Mikhail Yakovlevich Suslin's parents were Yakov Gavrilovich Suslin (born 1858) and Matrena Vasil'evna (born 1859). They were peasant landowners living in a small house next to which was a shed from which they sold small goods such as salt, paraffin, matches, spoons, buttons, thread, and horse harnesses. Mikhail Yakovlevich, known to friends and family as Mishanya, was his parents' only child. He helped his father keep the books for the shop, kept the garden free of weeds, dug the potato crop in the autumn, and went with his parents to the local Orthodox church.
He entered Krasavka School No 2 in the autumn of 1903 at the age of nine. At this school, situated across the road from the Suslins' home, he was taught by Vera Andreevna Teplogorskaya-Smirnova who quickly recognised Suslin's potential. She deserves great credit, not only for spotting his talents in the few months he studied there, but also in persuading the better-off people in the village to provide funds to allow Suslin to continue his education.

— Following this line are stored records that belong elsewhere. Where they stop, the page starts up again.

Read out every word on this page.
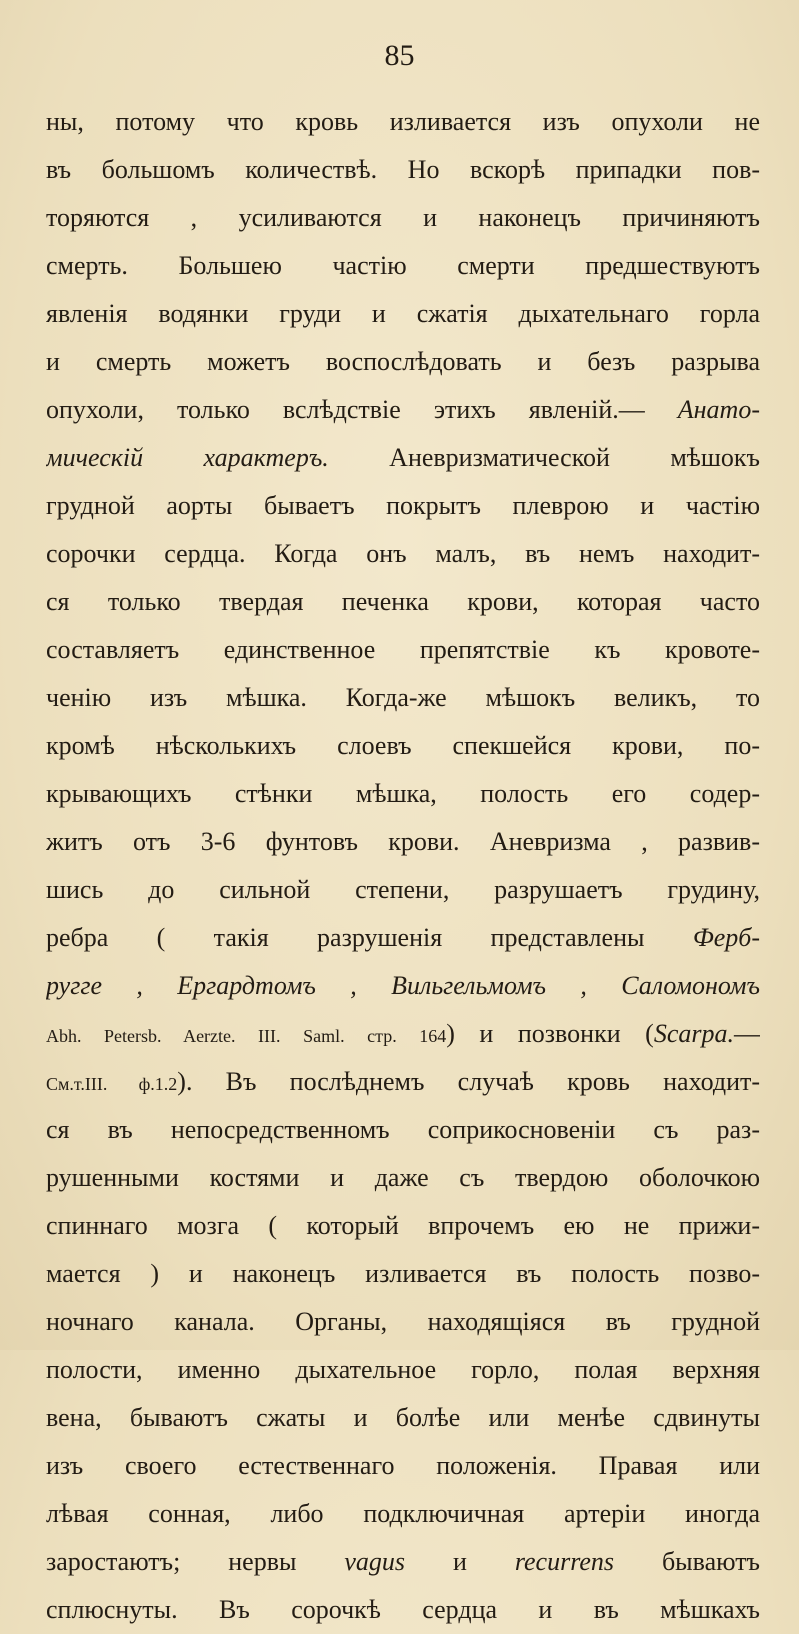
85
ны, потому что кровь изливается изъ опухоли не
въ большомъ количествѣ. Но вскорѣ припадки пов-
торяются , усиливаются и наконецъ причиняютъ
смерть. Большею частію смерти предшествуютъ
явленія водянки груди и сжатія дыхательнаго горла
и смерть можетъ воспослѣдовать и безъ разрыва
опухоли, только вслѣдствіе этихъ явленій.— Анато-
мическій характеръ. Аневризматической мѣшокъ
грудной аорты бываетъ покрытъ плеврою и частію
сорочки сердца. Когда онъ малъ, въ немъ находит-
ся только твердая печенка крови, которая часто
составляетъ единственное препятствіе къ кровоте-
ченію изъ мѣшка. Когда-же мѣшокъ великъ, то
кромѣ нѣсколькихъ слоевъ спекшейся крови, по-
крывающихъ стѣнки мѣшка, полость его содер-
житъ отъ 3-6 фунтовъ крови. Аневризма , развив-
шись до сильной степени, разрушаетъ грудину,
ребра ( такія разрушенія представлены Ферб-
ругге , Ергардтомъ , Вильгельмомъ , Саломономъ
Abh. Petersb. Aerzte. III. Saml. стр. 164) и позвонки (Scarpa.—
См.т.III. ф.1.2). Въ послѣднемъ случаѣ кровь находит-
ся въ непосредственномъ соприкосновеніи съ раз-
рушенными костями и даже съ твердою оболочкою
спиннаго мозга ( который впрочемъ ею не прижи-
мается ) и наконецъ изливается въ полость позво-
ночнаго канала. Органы, находящіяся въ грудной
полости, именно дыхательное горло, полая верхняя
вена, бываютъ сжаты и болѣе или менѣе сдвинуты
изъ своего естественнаго положенія. Правая или
лѣвая сонная, либо подключичная артеріи иногда
заростаютъ; нервы vagus и recurrens бываютъ
сплюснуты. Въ сорочкѣ сердца и въ мѣшкахъ
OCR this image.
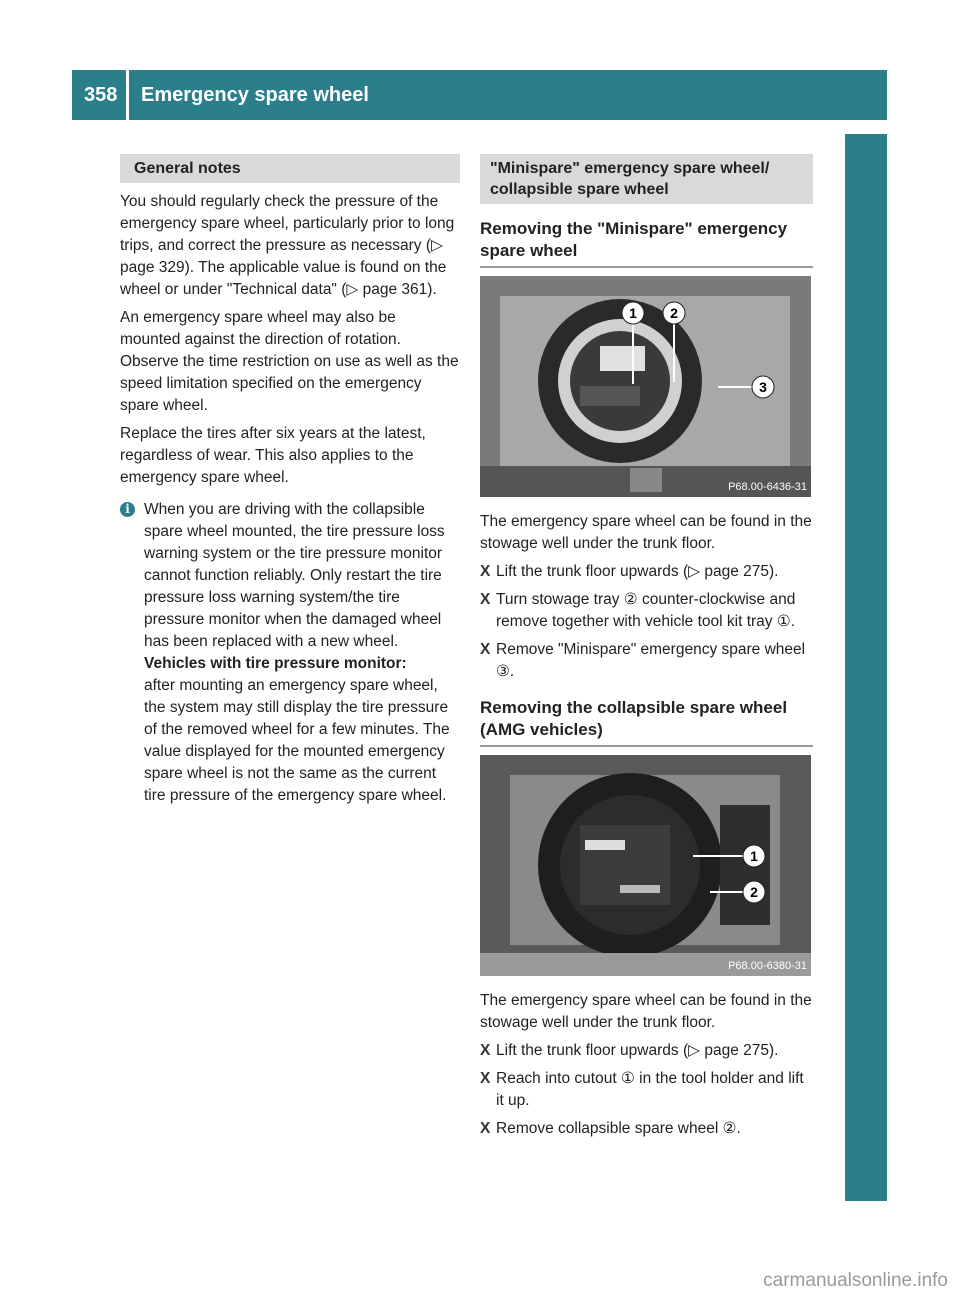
358	Emergency spare wheel
Wheels and tires
General notes

You should regularly check the pressure of the emergency spare wheel, particularly prior to long trips, and correct the pressure as necessary (▷ page 329). The applicable value is found on the wheel or under "Technical data" (▷ page 361).

An emergency spare wheel may also be mounted against the direction of rotation. Observe the time restriction on use as well as the speed limitation specified on the emergency spare wheel.

Replace the tires after six years at the latest, regardless of wear. This also applies to the emergency spare wheel.

i When you are driving with the collapsible spare wheel mounted, the tire pressure loss warning system or the tire pressure monitor cannot function reliably. Only restart the tire pressure loss warning system/the tire pressure monitor when the damaged wheel has been replaced with a new wheel.
Vehicles with tire pressure monitor:
after mounting an emergency spare wheel, the system may still display the tire pressure of the removed wheel for a few minutes. The value displayed for the mounted emergency spare wheel is not the same as the current tire pressure of the emergency spare wheel.
"Minispare" emergency spare wheel/ collapsible spare wheel
Removing the "Minispare" emergency spare wheel
1 2
3
P68.00-6436-31

The emergency spare wheel can be found in the stowage well under the trunk floor.

X Lift the trunk floor upwards (▷ page 275).
X Turn stowage tray ② counter-clockwise and remove together with vehicle tool kit tray ①.
X Remove "Minispare" emergency spare wheel ③.
Removing the collapsible spare wheel (AMG vehicles)
1
2
P68.00-6380-31

The emergency spare wheel can be found in the stowage well under the trunk floor.

X Lift the trunk floor upwards (▷ page 275).
X Reach into cutout ① in the tool holder and lift it up.
X Remove collapsible spare wheel ②.
carmanualsonline.info
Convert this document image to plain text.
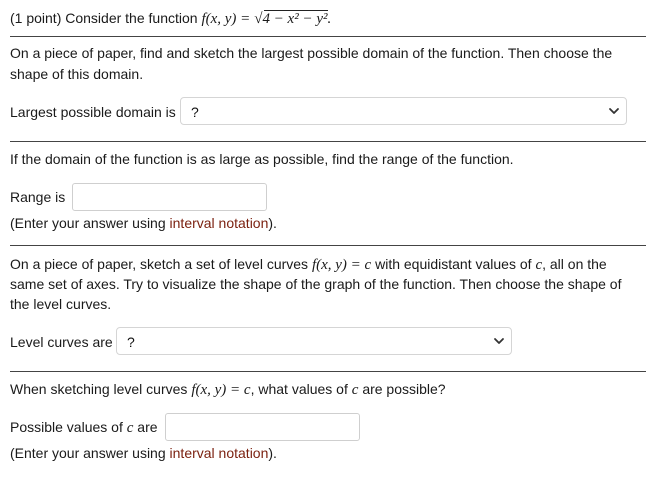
(1 point) Consider the function f(x, y) = √
4 − x² − y².
On a piece of paper, find and sketch the largest possible domain of the function. Then choose the
shape of this domain.
Largest possible domain is ?
If the domain of the function is as large as possible, find the range of the function.
Range is
(Enter your answer using interval notation).
On a piece of paper, sketch a set of level curves f(x, y) = c with equidistant values of c, all on the
same set of axes. Try to visualize the shape of the graph of the function. Then choose the shape of
the level curves.
Level curves are ?
When sketching level curves f(x, y) = c, what values of c are possible?
Possible values of c are
(Enter your answer using interval notation).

He graduated from the Krasavka primary school in the spring of 1904 and entered the preparatory class of the private boy's high school in Balashov in the following year. This private school only opened in 1905 and, five years later while Suslin was still a pupil, it became a state grammar school.
While attending the school in Balashov, Suslin lodged at the home of a merchant by the name of Bezborodov. He supported himself financially by acting as a private tutor to the children of some of the wealthy citizens of Balashov. He had plenty of time to do this since he found his school work rather simple. He graduated from the high school on 30 May 1913 and was presented with the gold medal. His report reads (see ):-
In view of his constant excellent behaviour and diligence and his excellent successes in sciences, especially in mathematics, the Pedagogical Council have decided to award him a gold medal ...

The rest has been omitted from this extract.